Othering Hunger
Have you been to talk on food justice issues lately? Have you attended a conference? A presentation? If you have, you are probably pretty convinced that food justice is an important issue. Indeed, nearly all of the events that I have attended on food issues have been populated predominantly by the converted, those who are already concerned. It is a whole lot easier to find an audience if they already agree with what you’re saying, so that’s where we spend most of our time. This weekend, however, I had the opportunity, for the first time, to address a mixed audience – some were aware of food justice issues, others not. An audience that included everyone from an inner city social worker to the president of a major multinational agribusiness. I began my presentation, which was to be an introduction to food security issues in Manitoba, with a story from my time living in Zambia. I had visited a region that had been devastated by flood. All the crops had failed, people were hungry, food prices had doubled. I was asked if I could talk with relief organizations to acquire food aid for the region. This is how we often think of food issues: hunger somewhere else. We see horrific images, likely from Africa, and are appalled that people could live in such circumstances. We have decided to recognize a problem, but that problem is safely distant from ourselves. It does not affect our lives (except, perhaps, for the guilt-ridden cheque we put in the mail) and we don’t seriously think about it. Hunger is safely a problem for somewhere half way around the world.

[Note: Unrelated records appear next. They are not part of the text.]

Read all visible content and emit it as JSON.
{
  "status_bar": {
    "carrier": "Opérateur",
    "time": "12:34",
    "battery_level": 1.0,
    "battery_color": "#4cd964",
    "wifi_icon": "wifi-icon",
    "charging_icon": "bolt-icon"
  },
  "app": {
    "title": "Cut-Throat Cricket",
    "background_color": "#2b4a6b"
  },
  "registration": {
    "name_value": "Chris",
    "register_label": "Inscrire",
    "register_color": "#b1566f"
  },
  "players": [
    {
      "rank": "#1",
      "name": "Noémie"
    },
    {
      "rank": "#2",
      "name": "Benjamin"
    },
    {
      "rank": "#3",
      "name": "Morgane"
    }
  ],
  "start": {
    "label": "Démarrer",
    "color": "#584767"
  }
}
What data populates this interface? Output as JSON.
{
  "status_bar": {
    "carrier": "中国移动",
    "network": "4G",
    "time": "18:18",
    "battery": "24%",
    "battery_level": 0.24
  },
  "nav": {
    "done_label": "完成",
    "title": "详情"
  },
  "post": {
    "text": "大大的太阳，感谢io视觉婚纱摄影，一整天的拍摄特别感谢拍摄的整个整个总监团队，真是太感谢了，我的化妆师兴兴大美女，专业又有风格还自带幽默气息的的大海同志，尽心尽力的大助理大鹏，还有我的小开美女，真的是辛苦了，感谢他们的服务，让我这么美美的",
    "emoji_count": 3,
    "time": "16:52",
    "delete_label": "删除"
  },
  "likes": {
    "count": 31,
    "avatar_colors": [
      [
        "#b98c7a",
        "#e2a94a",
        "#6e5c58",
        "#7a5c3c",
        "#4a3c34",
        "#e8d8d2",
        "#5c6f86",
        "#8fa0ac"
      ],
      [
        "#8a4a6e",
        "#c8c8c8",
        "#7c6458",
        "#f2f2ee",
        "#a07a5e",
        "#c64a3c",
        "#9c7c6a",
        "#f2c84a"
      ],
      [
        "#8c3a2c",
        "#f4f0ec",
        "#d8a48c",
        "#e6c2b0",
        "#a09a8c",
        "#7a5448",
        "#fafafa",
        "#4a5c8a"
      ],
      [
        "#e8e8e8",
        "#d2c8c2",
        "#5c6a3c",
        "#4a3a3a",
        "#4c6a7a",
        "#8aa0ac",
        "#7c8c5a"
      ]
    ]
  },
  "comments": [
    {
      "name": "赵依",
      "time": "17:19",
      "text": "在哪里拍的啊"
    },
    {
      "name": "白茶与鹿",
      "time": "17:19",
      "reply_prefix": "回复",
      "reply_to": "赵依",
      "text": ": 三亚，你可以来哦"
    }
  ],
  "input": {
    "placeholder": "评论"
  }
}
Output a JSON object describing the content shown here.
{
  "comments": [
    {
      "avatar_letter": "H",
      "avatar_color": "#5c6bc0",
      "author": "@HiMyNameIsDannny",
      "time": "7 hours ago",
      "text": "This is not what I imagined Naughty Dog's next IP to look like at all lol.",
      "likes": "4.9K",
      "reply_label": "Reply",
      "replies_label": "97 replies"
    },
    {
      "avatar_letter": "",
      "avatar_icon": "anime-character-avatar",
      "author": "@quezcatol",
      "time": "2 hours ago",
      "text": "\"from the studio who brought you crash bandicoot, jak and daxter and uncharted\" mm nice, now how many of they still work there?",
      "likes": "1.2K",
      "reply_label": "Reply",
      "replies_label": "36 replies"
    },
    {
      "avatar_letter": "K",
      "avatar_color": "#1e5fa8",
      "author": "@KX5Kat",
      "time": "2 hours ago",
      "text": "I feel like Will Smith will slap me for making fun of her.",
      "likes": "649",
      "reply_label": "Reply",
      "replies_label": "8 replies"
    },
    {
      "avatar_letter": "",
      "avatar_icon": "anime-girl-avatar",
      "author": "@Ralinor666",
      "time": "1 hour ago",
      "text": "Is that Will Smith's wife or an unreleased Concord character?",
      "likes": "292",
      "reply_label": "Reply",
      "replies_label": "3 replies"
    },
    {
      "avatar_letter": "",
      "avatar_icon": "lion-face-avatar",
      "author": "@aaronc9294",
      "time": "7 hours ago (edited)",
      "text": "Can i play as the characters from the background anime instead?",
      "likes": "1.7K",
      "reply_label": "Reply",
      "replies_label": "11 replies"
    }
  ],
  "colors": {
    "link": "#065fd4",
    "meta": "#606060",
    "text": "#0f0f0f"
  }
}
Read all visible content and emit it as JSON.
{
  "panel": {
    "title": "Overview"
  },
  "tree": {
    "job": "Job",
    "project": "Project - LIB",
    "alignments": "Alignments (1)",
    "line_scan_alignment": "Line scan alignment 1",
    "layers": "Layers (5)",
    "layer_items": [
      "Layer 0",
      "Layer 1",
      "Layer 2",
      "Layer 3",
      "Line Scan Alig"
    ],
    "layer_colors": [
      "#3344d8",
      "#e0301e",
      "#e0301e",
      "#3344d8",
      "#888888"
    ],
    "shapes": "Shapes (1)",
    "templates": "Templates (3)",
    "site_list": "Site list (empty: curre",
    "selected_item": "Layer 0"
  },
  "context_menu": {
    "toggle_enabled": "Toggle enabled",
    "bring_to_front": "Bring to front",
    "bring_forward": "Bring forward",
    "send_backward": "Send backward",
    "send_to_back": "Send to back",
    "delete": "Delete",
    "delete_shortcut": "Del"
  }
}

While we don’t have children suffering from kwashiorkor on our streets, it doesn’t mean that we don’t have serious food issues here. Over the last year I have stressed in a few talks that we need to stop thinking about food as an issue for somewhere else, somewhere other than here. There are plenty of food issues to be addressed right here in Manitoba: hunger in our inner cities and northern communities, a struggling agricultural sector, environmental degradation, and so on.
So it was interesting to me how, after making my presentation, some questioners tried to distance themselves from food issues even here in Manitoba. Quickly, some people moved to make things a northern issue, an Aboriginal issue, or an issue of personal responsibility (such as: if people on income assistance knew how to spend their money they wouldn’t go hungry). Even when the issue was brought closer to home, people’s first reaction was to distance themselves from it. It was, once again, somewhere else. Not here. Hunger was ‘othered’ – it was not seen as a reality that was important to grapple with in our own communities.
The majority of questions were valuable queries from people who were interested in learning more about food issues in our community. It was the quickness, though, to distance ourselves from hunger, even closer to home, that struck me the most. It also shows that even if we convince people that food security is an issue in Manitoba, we have to do a better job of explaining to them why that matters to them, why it can’t be passed off as a problem for somewhere else.